New EV car-sharing schemes could offer carmakers a path to avoiding EU fines that will be levied on companies that fail to achieve tighter average CO2 emissions targets in 2021.
Analysts forecast that most volume carmakers will fail to hit their EU CO2 fleet average emissions targets in 2021, and will therefore incur billions of Euros in fines (EUR95 per g/km of CO2 over the target, per vehicle sold). Next year, each EV registered in the EU will count double in the fleet average emissions calculations. This provides an incentive for carmakers to register EVs, and significantly reduce the level of fines. For example, an OEM selling 800,000 cars in the EU could reduce its fines by EUR90m if it registered 5,000 EVs, according to a just-published White Paper commissioned by carshare software specialist Vulog .
The PA Consulting Group expects just four of the 11 big carmakers – Volvo , JLR , Toyota and Renault-Nissan – to meet their individual CO2 requirements. They predict that VW Group, Fiat-Chrysler, PSA , Ford, Bmw , Hyundai-Kia and Daimler will all miss their targets.
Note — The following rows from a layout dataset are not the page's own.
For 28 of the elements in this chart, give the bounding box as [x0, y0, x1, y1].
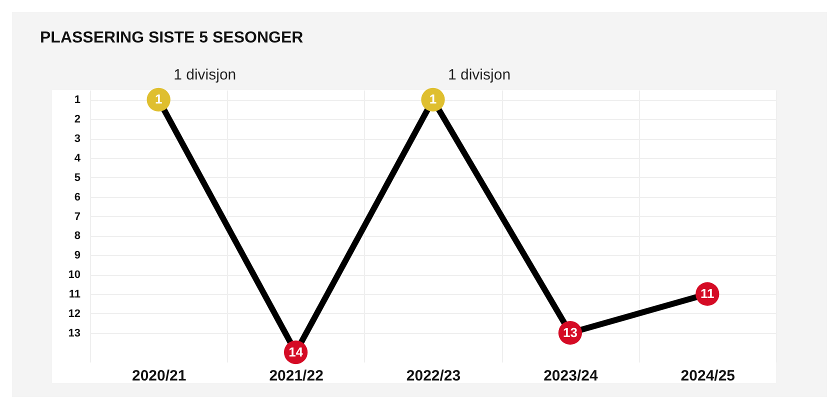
- y-tick-label: 2: [74, 114, 80, 126]
- data-label: 11: [700, 286, 714, 301]
- y-tick-label: 4: [74, 152, 82, 164]
- point: [421, 88, 445, 112]
- y-tick-label: 11: [68, 288, 80, 300]
- y-tick-label: 12: [68, 308, 80, 320]
- point: [146, 88, 170, 112]
- y-tick-label: 6: [74, 191, 80, 204]
- annotation: 1 divisjon: [174, 66, 236, 84]
- y-tick-label: 3: [74, 133, 80, 146]
- y-tick-label: 10: [68, 269, 80, 282]
- data-label: 14: [288, 344, 304, 360]
- x-tick-label: 2023/24: [544, 368, 598, 384]
- x-tick-label: 2020/21: [132, 368, 186, 384]
- y-tick-label: 13: [68, 327, 80, 340]
- annotation: 1 divisjon: [448, 66, 511, 84]
- y-tick-label: 1: [74, 94, 80, 106]
- data-label: 13: [562, 324, 578, 340]
- y-tick-label: 9: [74, 250, 80, 262]
- x-tick-label: 2021/22: [269, 368, 324, 384]
- chart-title: PLASSERING SISTE 5 SESONGER: [40, 30, 304, 47]
- y-tick-label: 8: [74, 230, 80, 242]
- y-tick-label: 7: [74, 210, 80, 223]
- data-label: 1: [154, 92, 162, 107]
- x-tick-label: 2024/25: [680, 368, 736, 384]
- data-label: 1: [429, 92, 437, 107]
- x-tick-label: 2022/23: [406, 368, 461, 384]
- y-tick-label: 5: [74, 172, 80, 184]
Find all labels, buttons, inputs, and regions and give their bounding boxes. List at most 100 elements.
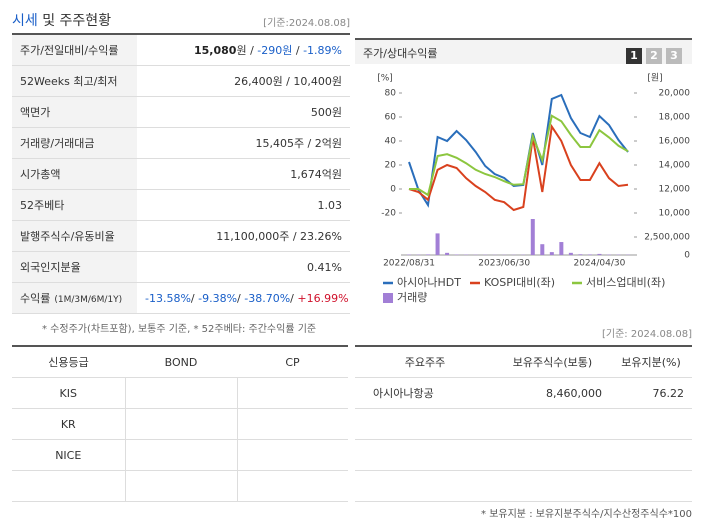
row-value: 0.41% bbox=[137, 251, 350, 283]
volume-bar bbox=[530, 219, 535, 255]
volume-bar bbox=[549, 252, 554, 255]
series-line bbox=[409, 114, 629, 197]
cell bbox=[495, 470, 610, 502]
section-title: 시세 및 주주현황 bbox=[12, 10, 111, 30]
price-table-wrap: 주가/전일대비/수익률 15,080원 / -290원 / -1.89% 52Wee… bbox=[12, 33, 350, 314]
legend-label: KOSPI대비(좌) bbox=[484, 276, 555, 289]
value-part: -1.89% bbox=[303, 44, 342, 57]
row-label-text: 액면가 bbox=[20, 106, 51, 119]
y-unit: [%] bbox=[377, 74, 393, 84]
value-part: -13.58% bbox=[145, 291, 191, 305]
value-part: -290원 bbox=[257, 44, 293, 57]
value-part: 26,400원 / 10,400원 bbox=[234, 75, 342, 88]
cell bbox=[125, 377, 238, 409]
footnote: * 보유지분 : 보유지분주식수/지수산정주식수*100 bbox=[481, 509, 692, 520]
row-value: 15,405주 / 2억원 bbox=[137, 127, 350, 159]
price-row: 52Weeks 최고/최저 26,400원 / 10,400원 bbox=[12, 65, 350, 97]
value-part: / bbox=[190, 291, 199, 305]
holder-cell: 8,460,000 bbox=[495, 377, 610, 409]
holder-cell: 76.22 bbox=[610, 377, 692, 409]
header-cell: CP bbox=[237, 345, 348, 378]
row-value: 26,400원 / 10,400원 bbox=[137, 65, 350, 97]
value-part: 1,674억원 bbox=[290, 168, 342, 181]
header-row: 신용등급 BOND CP bbox=[12, 345, 348, 378]
chart-button[interactable]: 3 bbox=[666, 48, 682, 64]
y-tick-label: 0 bbox=[390, 185, 396, 195]
volume-bar bbox=[578, 254, 583, 255]
volume-bar bbox=[559, 242, 564, 255]
row-label: 수익률 (1M/3M/6M/1Y) bbox=[12, 282, 137, 314]
note: * 수정주가(차트포함), 보통주 기준, * 52주베타: 주간수익률 기준 bbox=[42, 324, 317, 335]
value-part: 11,100,000주 / 23.26% bbox=[216, 230, 342, 243]
row-label: 발행주식수/유동비율 bbox=[12, 220, 137, 252]
row-label: 액면가 bbox=[12, 96, 137, 128]
row-label: 거래량/거래대금 bbox=[12, 127, 137, 159]
volume-tick-label: 2,500,000 bbox=[644, 233, 690, 243]
header-cell: BOND bbox=[125, 345, 237, 378]
cell bbox=[237, 470, 348, 502]
x-tick-label: 2023/06/30 bbox=[478, 259, 530, 269]
credit-row bbox=[12, 470, 348, 502]
legend-swatch bbox=[383, 293, 393, 303]
legend-label: 거래량 bbox=[397, 291, 427, 304]
row-value: 11,100,000주 / 23.26% bbox=[137, 220, 350, 252]
row-label-text: 수익률 bbox=[20, 292, 51, 305]
cell bbox=[12, 470, 126, 502]
series-line bbox=[408, 123, 629, 212]
row-label: 52주베타 bbox=[12, 189, 137, 221]
cell bbox=[355, 408, 495, 440]
holder-row bbox=[355, 439, 692, 471]
header-cell: 주요주주 bbox=[355, 345, 495, 378]
chart-button[interactable]: 2 bbox=[646, 48, 662, 64]
price-row: 수익률 (1M/3M/6M/1Y) -13.58%/ -9.38%/ -38.70%… bbox=[12, 282, 350, 314]
header-cell: 보유주식수(보통) bbox=[495, 345, 610, 378]
value-part: -38.70% bbox=[244, 291, 291, 305]
value-part: / bbox=[290, 291, 298, 305]
value-part: 원 / bbox=[236, 44, 258, 57]
value-part: / bbox=[292, 44, 304, 57]
agency: NICE bbox=[12, 439, 126, 471]
volume-bar bbox=[597, 253, 602, 255]
price-row: 거래량/거래대금 15,405주 / 2억원 bbox=[12, 127, 350, 159]
row-label: 시가총액 bbox=[12, 158, 137, 190]
value-part: 500원 bbox=[310, 106, 342, 119]
cell bbox=[125, 439, 238, 471]
holder-table: 주요주주 보유주식수(보통) 보유지분(%) 아시아나항공 8,460,000 76.22 bbox=[355, 345, 692, 502]
volume-bar bbox=[426, 254, 431, 255]
price-row: 시가총액 1,674억원 bbox=[12, 158, 350, 190]
y2-tick-label: 20,000 bbox=[659, 89, 691, 99]
header-cell: 신용등급 bbox=[12, 345, 125, 378]
row-label: 52Weeks 최고/최저 bbox=[12, 65, 137, 97]
y-tick-label: 80 bbox=[385, 89, 397, 99]
legend-label: 서비스업대비(좌) bbox=[586, 276, 665, 289]
volume-bar bbox=[445, 252, 450, 255]
cell bbox=[610, 439, 692, 471]
volume-bar bbox=[587, 254, 592, 255]
holder-row bbox=[355, 408, 692, 440]
row-label-text: 외국인지분율 bbox=[20, 261, 81, 274]
chart: [%] [원] -20 0 20 40 60 80 10,000 12,000 14,000 16,0… bbox=[377, 73, 691, 305]
x-tick-label: 2024/04/30 bbox=[573, 259, 625, 269]
y-tick-label: -20 bbox=[381, 209, 396, 219]
row-value: 500원 bbox=[137, 96, 350, 128]
header-cell: 보유지분(%) bbox=[610, 345, 692, 378]
y2-tick-label: 10,000 bbox=[659, 209, 691, 219]
chart-button[interactable]: 1 bbox=[626, 48, 642, 64]
y2-unit: [원] bbox=[647, 73, 662, 84]
price-row: 52주베타 1.03 bbox=[12, 189, 350, 221]
title-highlight: 시세 bbox=[12, 13, 38, 29]
y-tick-label: 20 bbox=[385, 161, 397, 171]
cell bbox=[355, 439, 495, 471]
volume-bar bbox=[435, 233, 440, 255]
base-date: [기준:2024.08.08] bbox=[263, 18, 350, 29]
legend-label: 아시아나HDT bbox=[397, 276, 461, 289]
value-part: / bbox=[237, 291, 245, 305]
value-part: 0.41% bbox=[307, 260, 342, 274]
cell bbox=[237, 408, 348, 440]
row-label-text: 주가/전일대비/수익률 bbox=[20, 44, 119, 57]
row-value: 15,080원 / -290원 / -1.89% bbox=[137, 35, 350, 66]
cell bbox=[237, 377, 348, 409]
row-value: 1.03 bbox=[137, 189, 350, 221]
cell bbox=[125, 408, 238, 440]
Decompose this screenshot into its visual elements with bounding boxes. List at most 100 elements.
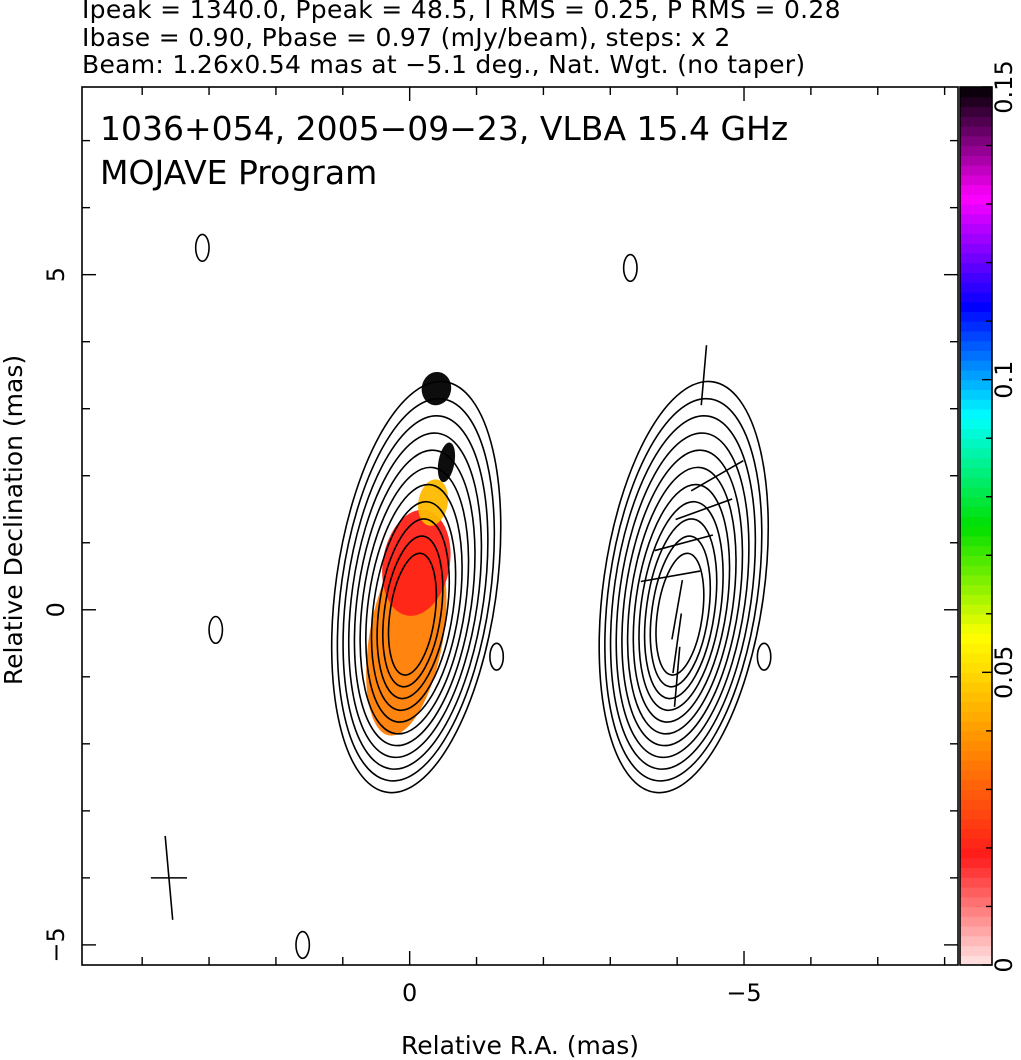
contour-level (615, 432, 750, 759)
y-tick-labels: 5 0 −5 (42, 267, 70, 963)
colorbar-step (960, 672, 992, 683)
colorbar-step (960, 896, 992, 908)
colorbar-step (960, 155, 992, 166)
colorbar-step (960, 799, 992, 810)
colorbar-step (960, 447, 992, 459)
contour-level (382, 535, 444, 688)
contour-level (655, 552, 705, 676)
contour-level (643, 518, 718, 700)
contour-island (295, 930, 311, 960)
colorbar-step (960, 769, 992, 781)
contour-level (330, 380, 502, 794)
colorbar-step (960, 262, 992, 273)
colorbar-step (960, 574, 992, 586)
header-line-1: Ipeak = 1340.0, Ppeak = 48.5, I RMS = 0.… (82, 0, 841, 24)
colorbar (959, 86, 993, 966)
colorbar-step (960, 779, 992, 790)
colorbar-step (960, 828, 992, 839)
evpa-vector-layer (640, 345, 744, 707)
contour-level (604, 397, 763, 782)
colorbar-step (960, 555, 992, 566)
colorbar-step (960, 506, 992, 517)
colorbar-step (960, 750, 992, 761)
colorbar-step (960, 643, 992, 654)
colorbar-step (960, 604, 992, 615)
colorbar-step (960, 565, 992, 576)
colorbar-step (960, 623, 992, 634)
colorbar-tick-labels: 0 0.05 0.1 0.15 (990, 60, 1018, 972)
colorbar-step (960, 116, 992, 127)
colorbar-step (960, 321, 992, 332)
colorbar-step (960, 662, 992, 673)
colorbar-step (960, 135, 992, 147)
colorbar-step (960, 272, 992, 283)
contour-island (208, 615, 224, 645)
colorbar-step (960, 96, 992, 108)
colorbar-step (960, 457, 992, 469)
colorbar-step (960, 418, 992, 430)
y-tick-label: 0 (42, 602, 70, 617)
colorbar-step (960, 340, 992, 351)
colorbar-step (960, 789, 992, 800)
colorbar-step (960, 633, 992, 644)
colorbar-step (960, 184, 992, 195)
contour-level (359, 466, 470, 735)
colorbar-frame (959, 86, 993, 966)
colorbar-step (960, 291, 992, 303)
evpa-vector (690, 459, 744, 492)
contour-level (632, 483, 731, 723)
colorbar-step (960, 408, 992, 420)
colorbar-ticks (982, 86, 992, 966)
evpa-vector (675, 498, 733, 521)
colorbar-step (960, 106, 992, 117)
colorbar-step (960, 916, 992, 927)
colorbar-step (960, 145, 992, 156)
colorbar-step (960, 87, 992, 98)
colorbar-step (960, 467, 992, 478)
colorbar-step (960, 867, 992, 878)
beam-marker (150, 835, 187, 920)
colorbar-step (960, 886, 992, 898)
colorbar-step (960, 808, 992, 820)
chart-title: 1036+054, 2005−09−23, VLBA 15.4 GHz (100, 109, 788, 148)
colorbar-step (960, 925, 992, 937)
colorbar-step (960, 350, 992, 361)
colorbar-step (960, 282, 992, 293)
axis-ticks (82, 87, 958, 965)
colorbar-step (960, 721, 992, 732)
colorbar-tick-label: 0.15 (990, 60, 1018, 113)
contour-level (376, 518, 450, 700)
colorbar-step (960, 252, 992, 264)
colorbar-step (960, 223, 992, 234)
colorbar-step (960, 301, 992, 312)
y-tick-label: −5 (42, 927, 70, 962)
colorbar-step (960, 730, 992, 742)
colorbar-step (960, 379, 992, 391)
colorbar-step (960, 955, 992, 966)
colorbar-step (960, 428, 992, 439)
colorbar-step (960, 740, 992, 751)
colorbar-step (960, 516, 992, 527)
contour-level (626, 466, 737, 735)
colorbar-step (960, 877, 992, 888)
contour-level (638, 500, 724, 712)
colorbar-step (960, 945, 992, 956)
evpa-vector (672, 613, 683, 674)
colorbar-step (960, 838, 992, 849)
colorbar-step (960, 691, 992, 703)
x-tick-label: 0 (402, 979, 417, 1007)
colorbar-step (960, 389, 992, 400)
colorbar-step (960, 906, 992, 917)
colorbar-step (960, 818, 992, 830)
colorbar-step (960, 760, 992, 771)
colorbar-step (960, 399, 992, 410)
colorbar-tick-label: 0 (990, 957, 1018, 972)
plot-frame (81, 86, 959, 966)
chart-subtitle: MOJAVE Program (100, 153, 377, 192)
colorbar-step (960, 126, 992, 137)
contour-level (649, 535, 712, 688)
colorbar-step (960, 701, 992, 712)
colorbar-step (960, 486, 992, 498)
colorbar-step (960, 526, 992, 537)
colorbar-step (960, 233, 992, 244)
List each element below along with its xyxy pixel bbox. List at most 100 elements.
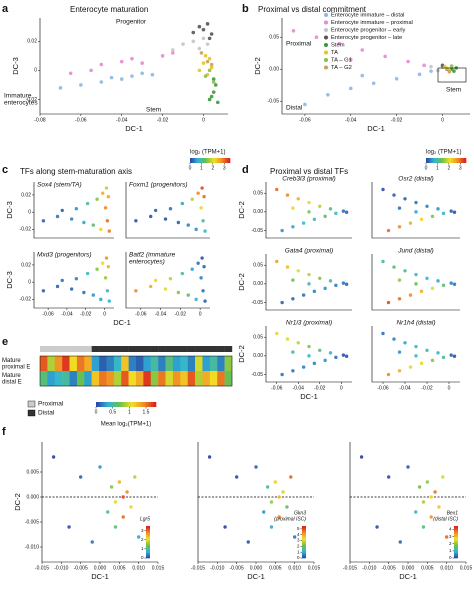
y-tick-label: -0.05 [268,99,280,105]
point [197,24,202,29]
chart-title: Enterocyte maturation [70,5,148,14]
colorbar-step [427,158,430,163]
point [207,97,212,102]
colorbar-step [215,158,217,163]
point [107,229,111,233]
point [328,351,333,355]
point [312,361,317,366]
group-bar [172,346,181,352]
colorbar-step [148,402,152,407]
point [291,278,295,282]
point [334,283,338,288]
point [254,465,258,469]
point [386,475,391,479]
point [289,475,293,479]
colorbar-step [446,158,448,163]
point [149,284,153,289]
point [414,344,418,349]
heatmap-cell [143,371,151,387]
point [452,282,457,286]
colorbar-step [454,548,458,551]
x-tick-label: -0.06 [135,311,147,317]
y-tick-label: 0.02 [27,39,37,45]
colorbar-step [436,158,438,163]
heatmap-cell [47,371,55,387]
point [392,265,396,269]
legend-label: Enterocyte progenitor – late [331,35,402,41]
point [78,475,83,479]
point [85,201,90,206]
colorbar-label: log₂ (TPM+1) [190,150,226,156]
y-tick-label: -0.02 [20,227,32,233]
point [201,27,206,32]
point [101,191,105,195]
x-tick-label: -0.04 [399,385,411,391]
x-tick-label: -0.010 [54,565,68,571]
group-bar [209,346,218,352]
colorbar-step [108,402,112,407]
chart-title: Jund (distal) [397,248,433,255]
colorbar-tick-label: 0 [425,165,428,171]
point [133,475,137,479]
y-tick-label: 0.00 [269,67,279,73]
heatmap-cell [202,356,211,372]
point [429,64,433,69]
x-axis-label: DC-1 [91,572,109,581]
colorbar-step [302,543,306,545]
colorbar-step [302,531,306,533]
point [285,505,289,509]
legend-marker [324,20,328,25]
colorbar-step [116,402,119,407]
point [149,214,153,219]
x-tick-label: 0.010 [288,565,301,571]
group-bar [113,346,122,352]
point [99,227,103,232]
colorbar-step [146,532,150,535]
point [58,86,63,90]
group-bar [150,346,159,352]
colorbar-tick-label: 4 [449,527,452,532]
y-tick-label: 0 [34,68,37,74]
x-tick-label: -0.04 [116,117,128,123]
y-axis-label: DC-3 [5,201,14,219]
colorbar-step [146,534,150,536]
colorbar-step [146,402,149,407]
panel-heading: Proximal vs distal TFs [270,167,348,176]
point [392,193,396,197]
group-bar [106,346,115,352]
x-tick-label: -0.06 [299,117,311,123]
heatmap-cell [106,371,115,387]
point [85,271,90,276]
point [307,200,311,205]
x-axis-label: DC-1 [399,572,417,581]
point [246,540,250,544]
point [408,293,413,297]
point [371,81,376,86]
axes [41,442,158,563]
point [275,187,279,192]
point [205,22,210,26]
point [296,197,300,201]
point [269,525,274,529]
point [201,289,205,293]
colorbar-step [454,556,458,559]
heatmap-cell [62,356,70,372]
point [275,331,279,336]
chart-title: Proximal vs distal commitment [258,5,367,14]
colorbar-step [228,158,231,163]
point [429,515,433,519]
colorbar-label: Bex1 [447,510,459,516]
point [176,290,181,295]
y-tick-label: 0.05 [253,191,263,197]
legend-label: Enterocyte immature – proximal [331,20,413,26]
row-label: distal E [2,380,22,386]
heatmap-cell [69,356,78,372]
point [125,490,129,494]
colorbar-tick-label: 0 [95,409,98,415]
colorbar-step [302,544,306,547]
chart-title: Osr2 (distal) [398,176,433,183]
y-axis-label: DC-3 [5,271,14,289]
colorbar-step [454,528,458,531]
point [425,204,429,208]
point [215,100,220,105]
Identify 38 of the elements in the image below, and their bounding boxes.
The VW Group could be fined up to EUR1.4bn.
The White Paper commissioned by Vulog suggests that reducing fleet average emissions through the introduction of new electric models and increasing the sales of low and zero emission vehicles offers a highly realistic and accessible contribution to the strategies of those carmakers seeking to avoid or limit looming fees.
The paper argues that launching EV carsharing services within the EU should be seriously considered as a powerful strategic option for OEMs, not only to avoid potential fines, but also to ‘market new EV models in an innovative way.
The Vulog White Paper also suggests that European consumers are still hesitant about buying new EV models in significant numbers. While they are curious about EVs, European consumers are not quite ready to foot the bill for EVs, it says.